Os tumores cerebrais giais são clinicamente conhecidos como gliomas e o tamanho exacto da taxa de sobrevivência de um paciente está relacionado com a extensão da doença, o próprio estado do paciente e outros factores. Em geral, os pacientes com gliomas de grau elevado têm uma elevada taxa de morbilidade e mortalidade, com uma taxa de sobrevivência de 5 anos não superior a 5%, o que significa que menos de 5% dos pacientes com um diagnóstico de glioma avançado ainda estão vivos após 5 anos de intervenção clínica; os pacientes com gliomas de grau baixo têm uma taxa de sobrevivência de 3 anos de aproximadamente 30%, o que significa que aproximadamente 30% dos pacientes com gliomas em fase inicial ou intermédia estão vivos após 3 anos de intervenção clínica.

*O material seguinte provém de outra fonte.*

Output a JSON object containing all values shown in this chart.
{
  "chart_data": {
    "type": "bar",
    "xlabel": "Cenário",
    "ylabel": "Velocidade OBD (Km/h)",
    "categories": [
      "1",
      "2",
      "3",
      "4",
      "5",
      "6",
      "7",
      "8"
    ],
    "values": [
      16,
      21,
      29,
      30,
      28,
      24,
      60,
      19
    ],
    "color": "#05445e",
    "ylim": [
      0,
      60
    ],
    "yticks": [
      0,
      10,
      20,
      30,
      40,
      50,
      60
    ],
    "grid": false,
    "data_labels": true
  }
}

Isto significa que cerca de 30% dos doentes com glioma em fase inicial ou intermédia sobrevivem após 3 anos de intervenção clínica. Além disso, alguns gliomas de baixo grau, se benignos, podem ser curáveis com excisão cirúrgica completa. Contudo, independentemente da forma do glioma, o tratamento abrangente precoce e agressivo após um diagnóstico claro pode melhorar as taxas de sobrevivência e prolongar a sobrevivência até certo ponto.1. Menos maligno: Se diagnosticado como glioma em fase precoce, é normalmente menos maligno e recomenda-se a cirurgia de excisão do glioma, e a combinação pós-operatória de radioterapia, quimioterapia, imunoterapia e outras terapias abrangentes para o tratamento sistémico pode ajudar a controlar 2. elevada malignidade: Se a doença não for tratada a tempo, resultando em deterioração e elevada malignidade, apesar de cirurgia e tratamento abrangente, o resultado não é geralmente optimista, com uma sobrevivência média de 14-16 meses, mas alguns pacientes sobrevivem durante 5-10 anos. A escolha certa de tratamento pode produzir melhores resultados. Os pacientes são aconselhados a cooperar activamente com médicos profissionais para um tratamento específico, e a desenvolver bons hábitos alimentares para assegurar que os seus corpos possam tolerar a radioterapia e ficar longe de factores que possam agravar a doença, tais como o tabaco, o álcool e as radiações ionizantes, para ajudar a controlar a doença e a melhorar a qualidade de sobrevivência.